L’exposition au prix du soufre reste toutefois considérable. Dans sa documentation financière, OCP indiquait une consommation de 7,4 millions de tonnes de soufre en 2024, soit environ 20 % du marché mondial selon les données sectorielles citées par le groupe.

Une hausse prolongée du prix de cette matière première représente donc une variable importante pour les coûts de production de la filière phosphatière marocaine.

L’Europe comme source de diversification

Les achats réalisés en Pologne, en Espagne et en Allemagne présentent également un intérêt logistique. La proximité de ces marchés avec les infrastructures industrielles marocaines permet de diversifier les sources d’approvisionnement tout en limitant, dans certaines configurations, les distances par rapport à des fournisseurs plus éloignés.

Dans un marché marqué par des tensions sur le soufre, disposer de plusieurs bassins d’approvisionnement constitue un avantage pour les grands consommateurs industriels.

Pour OCP, cette diversification ne signifie pas pour autant un abandon de son modèle reposant largement sur la transformation du soufre importé dans ses propres installations.

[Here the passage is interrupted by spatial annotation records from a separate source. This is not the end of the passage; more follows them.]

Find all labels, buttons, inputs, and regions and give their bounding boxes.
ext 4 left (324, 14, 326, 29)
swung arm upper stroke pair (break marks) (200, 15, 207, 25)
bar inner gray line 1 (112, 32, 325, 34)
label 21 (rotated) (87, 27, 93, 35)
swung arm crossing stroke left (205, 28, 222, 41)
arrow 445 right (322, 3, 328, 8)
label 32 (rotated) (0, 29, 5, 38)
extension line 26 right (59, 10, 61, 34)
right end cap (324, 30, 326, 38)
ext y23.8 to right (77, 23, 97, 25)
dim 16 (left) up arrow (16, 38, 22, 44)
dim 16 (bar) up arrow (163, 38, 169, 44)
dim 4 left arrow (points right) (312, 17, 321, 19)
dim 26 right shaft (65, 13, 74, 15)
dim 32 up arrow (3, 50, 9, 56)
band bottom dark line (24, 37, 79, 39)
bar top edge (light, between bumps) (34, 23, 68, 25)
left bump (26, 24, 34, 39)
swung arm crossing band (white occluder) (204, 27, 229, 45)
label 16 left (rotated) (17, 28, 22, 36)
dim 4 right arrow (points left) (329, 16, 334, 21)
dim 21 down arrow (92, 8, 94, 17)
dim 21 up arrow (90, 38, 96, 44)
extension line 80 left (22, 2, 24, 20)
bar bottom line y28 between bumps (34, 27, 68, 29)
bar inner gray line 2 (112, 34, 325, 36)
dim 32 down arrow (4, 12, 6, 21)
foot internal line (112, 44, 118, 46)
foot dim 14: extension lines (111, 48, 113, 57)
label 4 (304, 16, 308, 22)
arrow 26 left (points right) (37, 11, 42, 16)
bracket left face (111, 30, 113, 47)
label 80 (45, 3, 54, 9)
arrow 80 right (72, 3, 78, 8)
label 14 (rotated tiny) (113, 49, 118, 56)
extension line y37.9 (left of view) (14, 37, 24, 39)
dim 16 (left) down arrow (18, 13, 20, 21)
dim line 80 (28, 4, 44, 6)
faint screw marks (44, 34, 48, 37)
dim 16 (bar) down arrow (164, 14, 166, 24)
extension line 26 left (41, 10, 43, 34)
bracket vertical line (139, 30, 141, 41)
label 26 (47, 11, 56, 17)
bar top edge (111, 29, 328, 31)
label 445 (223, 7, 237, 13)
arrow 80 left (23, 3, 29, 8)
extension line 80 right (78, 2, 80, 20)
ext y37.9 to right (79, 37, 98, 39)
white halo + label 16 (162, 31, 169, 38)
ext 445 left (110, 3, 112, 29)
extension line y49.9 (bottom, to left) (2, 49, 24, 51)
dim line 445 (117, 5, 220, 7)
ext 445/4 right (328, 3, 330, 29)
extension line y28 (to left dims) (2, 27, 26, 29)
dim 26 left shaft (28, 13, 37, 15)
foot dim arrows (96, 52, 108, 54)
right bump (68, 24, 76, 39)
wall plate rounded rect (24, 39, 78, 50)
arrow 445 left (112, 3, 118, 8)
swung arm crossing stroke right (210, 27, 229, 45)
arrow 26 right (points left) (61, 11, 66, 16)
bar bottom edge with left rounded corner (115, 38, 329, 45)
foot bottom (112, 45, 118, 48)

Elle lui permet plutôt de conserver une marge de manœuvre lorsque les conditions du marché de l’acide sulfurique deviennent plus favorables que celles du soufre brut.

Une stratégie à surveiller sur le marché mondial

Les traceurs spécialisés ne précisent pas encore le volume exact acheté par OCP dans le cadre de cette campagne, ni les prix négociés ou l’identité des fournisseurs. Ils permettent néanmoins d’établir que le groupe marocain s’approvisionne actuellement en acide sulfurique auprès de plusieurs marchés européens.

Cette démarche intervient à un moment où le renchérissement du soufre exerce une pression croissante sur l’ensemble de la chaîne de production des engrais phosphatés.

Pour OCP, l’enjeu consiste donc à maintenir la disponibilité de cette matière indispensable tout en arbitrant entre production interne et achats externes. Le niveau des prochaines campagnes d’importation permettra de déterminer si les opérations européennes actuelles constituent une simple sécurisation ponctuelle ou le début d’un recours plus important au marché international de l’acide sulfurique.